FILE - The FBI says Dylann Roof was able to buy a .45-caliber Glock handgun in April because key information about him had not been entered into the national background check system.
FILE - The FBI says Dylann Roof was able to buy a .45-caliber Glock handgun in April because key information about him had not been entered into the national background check system.

The FBI said Friday that the man accused of shooting nine parishioners at a church in Charleston, South Carolina, last month should not have been allowed to buy a gun.

The FBI said Dylann Roof was able to purchase a .45-caliber Glock handgun in April, eight days after he turned 21, because of a breakdown in the agency's background check system.

Roof should have been barred from buying the gun because of a previous admission that he was in possession of illegal drugs. The admission should have prevented him from purchasing a gun, according to FBI rules.

FBI Director James Comey said that because the information was not properly entered into the database of the National Instant Criminal Background Check System, the examiner reviewing Roof’s request to buy a gun never saw it.

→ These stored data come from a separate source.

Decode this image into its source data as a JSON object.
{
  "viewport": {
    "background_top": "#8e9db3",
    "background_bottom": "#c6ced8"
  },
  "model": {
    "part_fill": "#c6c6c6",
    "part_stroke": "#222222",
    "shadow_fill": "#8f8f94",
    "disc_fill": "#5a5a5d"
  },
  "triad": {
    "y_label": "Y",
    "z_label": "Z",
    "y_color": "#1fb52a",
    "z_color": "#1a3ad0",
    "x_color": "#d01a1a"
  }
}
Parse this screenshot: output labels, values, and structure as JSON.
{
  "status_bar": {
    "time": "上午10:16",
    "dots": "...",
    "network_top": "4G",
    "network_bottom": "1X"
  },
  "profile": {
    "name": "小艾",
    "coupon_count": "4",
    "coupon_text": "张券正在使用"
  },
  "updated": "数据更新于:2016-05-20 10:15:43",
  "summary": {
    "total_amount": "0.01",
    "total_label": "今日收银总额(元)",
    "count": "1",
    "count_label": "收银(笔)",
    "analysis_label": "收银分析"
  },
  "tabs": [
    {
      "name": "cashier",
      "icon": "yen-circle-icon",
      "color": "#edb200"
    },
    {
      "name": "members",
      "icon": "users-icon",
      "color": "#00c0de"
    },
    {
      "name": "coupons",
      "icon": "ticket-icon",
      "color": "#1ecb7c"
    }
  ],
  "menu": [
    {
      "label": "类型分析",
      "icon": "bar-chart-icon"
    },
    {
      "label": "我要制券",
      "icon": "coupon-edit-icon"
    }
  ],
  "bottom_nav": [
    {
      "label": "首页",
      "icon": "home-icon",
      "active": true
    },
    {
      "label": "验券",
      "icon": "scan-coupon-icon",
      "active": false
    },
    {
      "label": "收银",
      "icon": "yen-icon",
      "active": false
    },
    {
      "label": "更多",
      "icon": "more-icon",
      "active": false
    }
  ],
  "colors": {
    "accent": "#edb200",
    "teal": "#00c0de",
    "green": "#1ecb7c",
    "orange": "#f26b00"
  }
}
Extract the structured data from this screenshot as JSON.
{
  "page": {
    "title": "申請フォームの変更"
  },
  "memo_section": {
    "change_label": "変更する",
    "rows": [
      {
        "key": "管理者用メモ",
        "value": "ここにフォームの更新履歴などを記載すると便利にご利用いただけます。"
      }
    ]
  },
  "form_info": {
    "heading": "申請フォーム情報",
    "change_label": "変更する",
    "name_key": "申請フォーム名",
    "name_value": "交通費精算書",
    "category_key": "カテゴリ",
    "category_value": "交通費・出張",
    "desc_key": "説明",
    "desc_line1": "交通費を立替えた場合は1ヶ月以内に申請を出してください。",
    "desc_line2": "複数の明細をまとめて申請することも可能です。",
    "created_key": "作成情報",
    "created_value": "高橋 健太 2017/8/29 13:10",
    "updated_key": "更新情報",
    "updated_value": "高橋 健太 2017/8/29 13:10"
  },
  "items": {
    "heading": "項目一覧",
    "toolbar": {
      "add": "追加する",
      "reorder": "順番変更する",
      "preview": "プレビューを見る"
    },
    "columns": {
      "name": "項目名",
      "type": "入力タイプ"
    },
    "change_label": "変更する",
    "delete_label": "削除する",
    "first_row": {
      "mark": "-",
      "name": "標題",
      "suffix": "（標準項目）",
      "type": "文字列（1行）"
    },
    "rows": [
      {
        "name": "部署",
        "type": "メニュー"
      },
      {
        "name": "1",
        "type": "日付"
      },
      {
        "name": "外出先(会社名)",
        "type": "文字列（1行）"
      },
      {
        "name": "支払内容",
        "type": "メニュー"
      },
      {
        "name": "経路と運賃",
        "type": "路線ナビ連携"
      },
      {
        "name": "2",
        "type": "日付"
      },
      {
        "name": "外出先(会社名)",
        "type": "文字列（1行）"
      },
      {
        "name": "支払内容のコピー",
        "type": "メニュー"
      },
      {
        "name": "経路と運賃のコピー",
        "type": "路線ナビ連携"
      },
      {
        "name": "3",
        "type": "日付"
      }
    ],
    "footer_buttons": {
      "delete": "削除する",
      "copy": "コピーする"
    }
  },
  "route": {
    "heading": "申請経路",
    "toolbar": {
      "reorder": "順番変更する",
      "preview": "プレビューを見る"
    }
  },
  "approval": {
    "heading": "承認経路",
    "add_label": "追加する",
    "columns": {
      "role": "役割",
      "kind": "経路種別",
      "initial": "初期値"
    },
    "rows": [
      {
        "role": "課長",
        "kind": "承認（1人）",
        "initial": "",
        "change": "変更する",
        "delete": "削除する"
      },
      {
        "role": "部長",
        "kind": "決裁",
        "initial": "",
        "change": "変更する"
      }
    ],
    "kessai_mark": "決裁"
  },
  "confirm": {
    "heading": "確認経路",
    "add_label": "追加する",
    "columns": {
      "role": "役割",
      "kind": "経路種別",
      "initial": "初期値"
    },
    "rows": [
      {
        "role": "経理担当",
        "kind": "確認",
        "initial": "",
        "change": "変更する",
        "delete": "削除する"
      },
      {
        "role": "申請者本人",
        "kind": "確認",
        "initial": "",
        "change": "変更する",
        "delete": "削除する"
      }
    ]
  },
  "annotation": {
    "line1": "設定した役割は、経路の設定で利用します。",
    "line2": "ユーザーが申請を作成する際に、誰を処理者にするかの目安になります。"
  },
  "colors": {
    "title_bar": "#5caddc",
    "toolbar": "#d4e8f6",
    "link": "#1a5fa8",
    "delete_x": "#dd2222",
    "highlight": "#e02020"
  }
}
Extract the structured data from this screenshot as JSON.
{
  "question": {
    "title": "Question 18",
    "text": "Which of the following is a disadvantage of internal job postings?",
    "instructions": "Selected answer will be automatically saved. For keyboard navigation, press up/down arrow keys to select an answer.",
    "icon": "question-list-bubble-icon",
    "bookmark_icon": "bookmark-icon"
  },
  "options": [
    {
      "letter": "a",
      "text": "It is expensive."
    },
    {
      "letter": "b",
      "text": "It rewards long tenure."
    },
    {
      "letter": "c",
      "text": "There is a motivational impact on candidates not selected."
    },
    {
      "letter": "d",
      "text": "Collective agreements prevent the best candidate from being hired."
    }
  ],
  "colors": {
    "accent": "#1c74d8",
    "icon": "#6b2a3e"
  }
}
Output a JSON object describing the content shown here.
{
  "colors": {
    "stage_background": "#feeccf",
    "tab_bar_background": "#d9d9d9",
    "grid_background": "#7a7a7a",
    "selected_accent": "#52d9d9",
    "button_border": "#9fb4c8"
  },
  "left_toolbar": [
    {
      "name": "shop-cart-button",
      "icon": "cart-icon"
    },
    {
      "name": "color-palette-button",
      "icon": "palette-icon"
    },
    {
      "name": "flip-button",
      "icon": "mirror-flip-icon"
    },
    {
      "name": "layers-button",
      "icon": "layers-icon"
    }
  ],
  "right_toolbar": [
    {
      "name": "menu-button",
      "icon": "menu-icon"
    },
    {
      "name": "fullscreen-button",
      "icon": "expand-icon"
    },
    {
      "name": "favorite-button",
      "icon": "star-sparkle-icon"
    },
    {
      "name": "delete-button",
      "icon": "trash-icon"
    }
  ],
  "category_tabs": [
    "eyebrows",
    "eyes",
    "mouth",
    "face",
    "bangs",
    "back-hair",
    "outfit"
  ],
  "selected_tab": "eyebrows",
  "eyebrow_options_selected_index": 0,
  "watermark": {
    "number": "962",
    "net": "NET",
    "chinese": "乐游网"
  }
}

The gun purchased in April was the one used in the shootings at Emanuel African Methodist Episcopal Church, Comey said in a meeting with reporters at FBI headquarters in Washington.

“We are all sick that this happened," he added. "We wish that we could turn back time.”

Roof was arrested at a shopping mall in February and found to be in possession of a controlled substance commonly used to treat heroin addiction. It was at that time he admitted to being in possession of an illegal drug.

Comey said he was informed of the lapse Thursday evening and had ordered a review into the FBI’s background check system.

“This case rips all of our hearts out, but the thought that an error on our part is connected to a gun this person used to slaughter these people is very painful to us,” he said.